In questo tour gira con una rockband formata da Alfredo Golino alla batteria, Roberto Gallinelli al basso, Ruggero Brunetti ed Elvezio Fortunato alle chitarre, Luciano Zanoni alle tastiere, più i 32 elementi dell'orchestra Saverio Mercadante diretta da Leonardo de Amicis. Ma se dovesse scegliere tre canzoni e un album nel suo repertorio da ascoltare con attenzione?
«Direi, Quando finisce un amore; Dio, ma quanto è ingiusto il mondo da Notre Dame de Paris; Mio rifugio, un pezzo uscito in Francia nella colonna sonora di un film di Patrice Leconte. Come album sceglierei il primo, Mu, un concept in cui, volendo, si può già intravedere quell'attitudine a mettere storie in musica che mi ha portato fino a Notre Dame de Paris. Ricordo che lo presentammo all'Hilton di Roma tra le opere di Aligi Sassu e la presenza di gente del cinema come Franco Zeffirelli. Al 99% le mie canzoni sono allegoriche, non raccontano fatti reali, ma emozioni, sentimenti, impressioni. Ce n'è solo una che si discosta da questa visione ed è quella Vivi la tua vita scritta per la nascita di mio figlio David».

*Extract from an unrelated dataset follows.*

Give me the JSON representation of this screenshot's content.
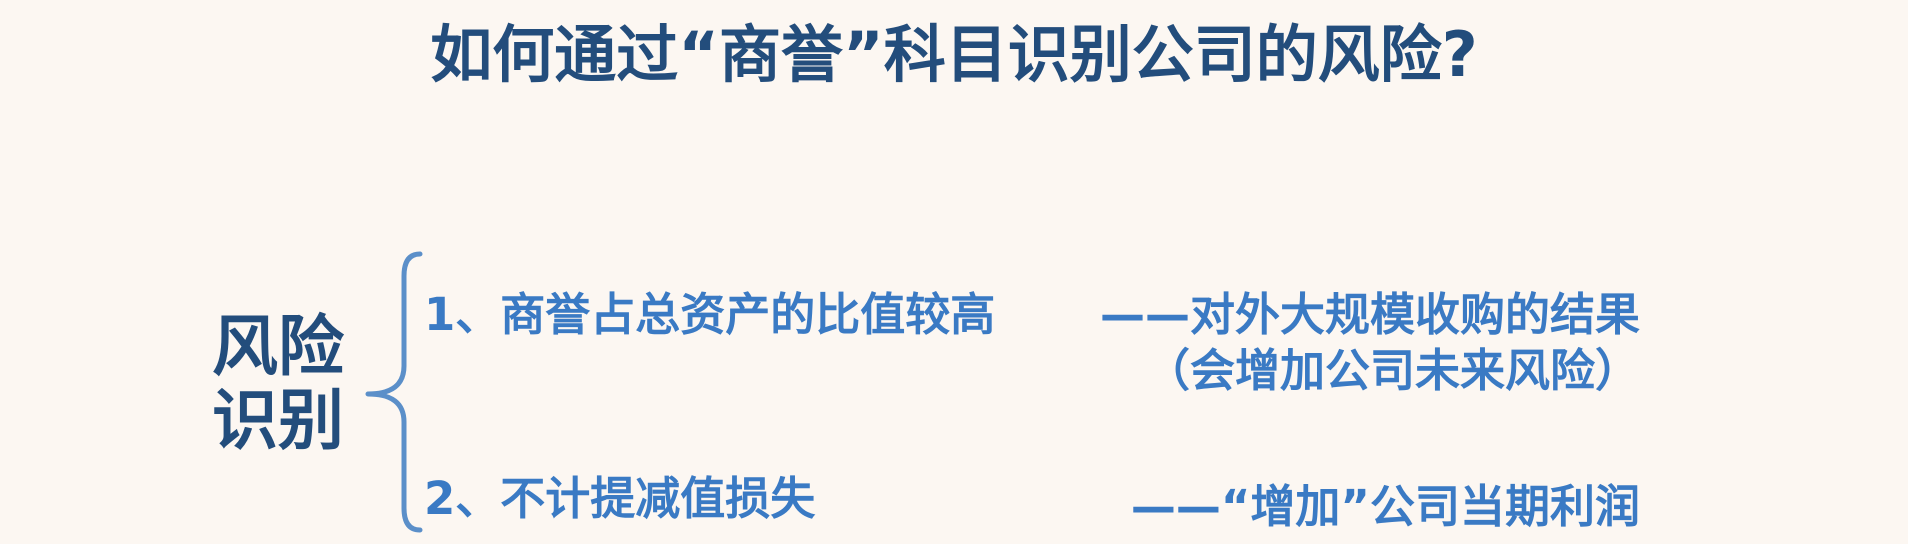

Come ricorda oggi quelle tre canzoni della colonna sonora del film «Roma bene» di Carlo Lizzani che hanno rappresentato il suo debutto nella musica?
«Non sapendo esattamente chi fossi, vagavo ancora alla ricerca di una mia dimensione quando Luis Bacalov mi propose di dare voce a quelle sue composizioni. Non erano esattamente nei canoni della canzone italiana del tempo e mi ci trovai benissimo».

Nel 74 tenne con De Gregori e Venditti un fortunato concerto al Teatro dei Satiri di Roma. Loro si sono ritrovati proprio quest'estate, le piacerebbe un tour a tre?
«Sì. Gli ho pure proposto di fare qualcosa assieme. Abbiamo tre personalità talmente diverse che sarebbe interessante metterle a confronto così come accaduto allora al Teatro dei Satiri».

Al tempo la musica era la Rca, era un discografico dal fiuto fine come Ennio Melis, era Roma. Un mondo che s'è perso?
«Sono cambiati i tempi. Allora passavamo le giornate tutti assieme in sala di registrazione, ci ritrovavamo al Cenacolo, sulla Nomentana, luogo d'incontro creato dallo stesso Melis assieme ad un altro grande discografico quale Lilli Greco, e poi c'erano i Q concert con Rino Gaetano e il New Perigeo. Oggi, invece, ognuno è un'isola e s'è persa la voglia di sperimentare assieme».